Marianne Noel

Trained as a chemist, with a PhD in Physical Chemistry, my scientific interest is now focused on social studies of sciences, after obtaining a Master’s degree in the History of Science, Technology and Society at EHESS in 2012. I am currently a CNRS Research Engineer at LISIS, Université Gustave Eiffel (France). My PhD in sociology (nearing completion) adopts a relational perspective. It takes the assemblage (journal scholarly society-disciplinary conference) as research object and illustrates the interdependence of the three components through four distinct empirical studies. It considers publication as a central element of the mechanism of affirmation of a discipline and describes the conditions of maintenance, as well as the coordination mechanisms that underlie the development and allow the continuation of a disciplinary program, that of chemistry.

My Research

The constituted corpus includes 2564 journals, of which 2277 are active since 2001. It was produced from a query (subject area = chemistry) in the Ulrichsweb commercial database, which contains more than 300,000 titles that meet the definition of a serial. We tracked the following characteristics: dates of creation and death of the journals, their longevity, their frequency of publication, types of publishers (e.g. learned societies or commercial for-profit publishers) and the places of publication.
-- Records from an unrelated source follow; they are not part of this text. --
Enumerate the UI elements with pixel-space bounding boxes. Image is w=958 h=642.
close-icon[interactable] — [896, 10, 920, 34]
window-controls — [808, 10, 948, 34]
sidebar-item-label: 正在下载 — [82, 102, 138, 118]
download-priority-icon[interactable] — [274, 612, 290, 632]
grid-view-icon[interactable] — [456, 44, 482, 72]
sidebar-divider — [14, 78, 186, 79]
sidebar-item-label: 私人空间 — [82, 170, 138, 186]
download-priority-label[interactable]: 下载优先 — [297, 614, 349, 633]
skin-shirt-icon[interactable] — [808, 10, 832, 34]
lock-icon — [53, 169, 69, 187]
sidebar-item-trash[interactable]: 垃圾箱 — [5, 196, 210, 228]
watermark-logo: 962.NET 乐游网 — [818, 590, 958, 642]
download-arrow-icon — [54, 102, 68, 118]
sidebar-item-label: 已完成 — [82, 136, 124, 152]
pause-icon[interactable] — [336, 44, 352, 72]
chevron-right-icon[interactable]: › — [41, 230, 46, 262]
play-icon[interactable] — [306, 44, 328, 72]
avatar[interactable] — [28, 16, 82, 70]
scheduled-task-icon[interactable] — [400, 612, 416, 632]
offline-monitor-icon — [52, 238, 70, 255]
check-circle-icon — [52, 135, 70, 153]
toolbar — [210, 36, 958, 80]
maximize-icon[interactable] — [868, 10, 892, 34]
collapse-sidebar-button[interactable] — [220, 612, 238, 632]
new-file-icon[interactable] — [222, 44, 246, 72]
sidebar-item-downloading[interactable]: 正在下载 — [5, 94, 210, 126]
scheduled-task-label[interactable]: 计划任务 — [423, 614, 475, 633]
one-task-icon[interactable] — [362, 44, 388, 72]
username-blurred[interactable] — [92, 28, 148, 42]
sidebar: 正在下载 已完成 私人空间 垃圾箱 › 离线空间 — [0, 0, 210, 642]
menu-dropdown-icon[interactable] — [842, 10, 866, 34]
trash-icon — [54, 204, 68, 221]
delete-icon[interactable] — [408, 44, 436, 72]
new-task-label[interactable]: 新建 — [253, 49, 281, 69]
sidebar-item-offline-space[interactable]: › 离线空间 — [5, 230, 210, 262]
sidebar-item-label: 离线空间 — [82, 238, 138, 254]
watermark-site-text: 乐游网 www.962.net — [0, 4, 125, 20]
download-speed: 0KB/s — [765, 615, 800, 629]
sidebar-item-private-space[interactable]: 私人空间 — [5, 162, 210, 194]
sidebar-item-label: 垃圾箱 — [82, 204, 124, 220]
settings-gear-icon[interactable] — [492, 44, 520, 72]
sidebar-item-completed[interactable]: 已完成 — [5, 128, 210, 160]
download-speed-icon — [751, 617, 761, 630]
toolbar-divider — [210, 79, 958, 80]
From the classification in subject headings, we also studied the dynamics of specialities or sub-disciplines which co-exist in chemistry.

Abstract

Institutionalizing Chemistry Through Journals (1789–2018). Longevity, Publication Frequency, Places of Publication and Dynamics of Sub-Disciplines 

Based on the analysis of a database of 9,675 titles built for the purposes of this research, the proposed communication (which is the result of a collaborative work with Frédérique Bordignon, Ecole des Ponts) describes the main characteristics of the chemistry editorial landscape over the long term (1789-2018). In line with historical works on scientific periodicals, we consider journals as research objects that shed light on the history and sociology of chemistry, whether it be their inclusion in the debates of an era, their relationship to organizations and institutions, or the links that chemistry has with other disciplines. Through the study of a field from its origin, this analysis aims to understand what has changed in two centuries. It is a question here of simultaneously accounting for the unity and diversity of a discipline which grows, as Bensaude-Vincent argued, in a rhizomatic manner. This work is also an opportunity to question the stability of its disciplinary program, to reveal trends and shifts in the history of the discipline and explain them in the light of significant historical milestones, but also by considering the impact of contemporary events, such as the arrival of the Internet and Open Access policies. This corpus exemplifies a mature discipline (with a large number of century-old journals) with an extensive international coverage (45 different languages, 87 countries). The constant and continuous growth in the number of journals illustrates a relatively linear history with episodes and a fairly stable »publication regime« that corroborates the results published on the Journal of the American Chemical Society (Noel 2020).

Recent Publications

Noel, M. Back to disciplines: exploring the stability of publication regimes in chemistry: the case of the Journal of the American Chemical Society (1879–2010). Humanit Soc Sci Commun 7, 57 (2020).

Marianne Noel. ›Made in Europe for the World‹: Making a Claim for a European Chemistry in Publication Programs. The Case of the Supramolecular Chemistry (1987-2005). Annals of the Fondazione Luigi Einaudi. An Interdisciplinary Journal of Economics, History and Political Science, Fondazione Luigi Einaudi npo, 2019, LIII, pp.2532 – 4969.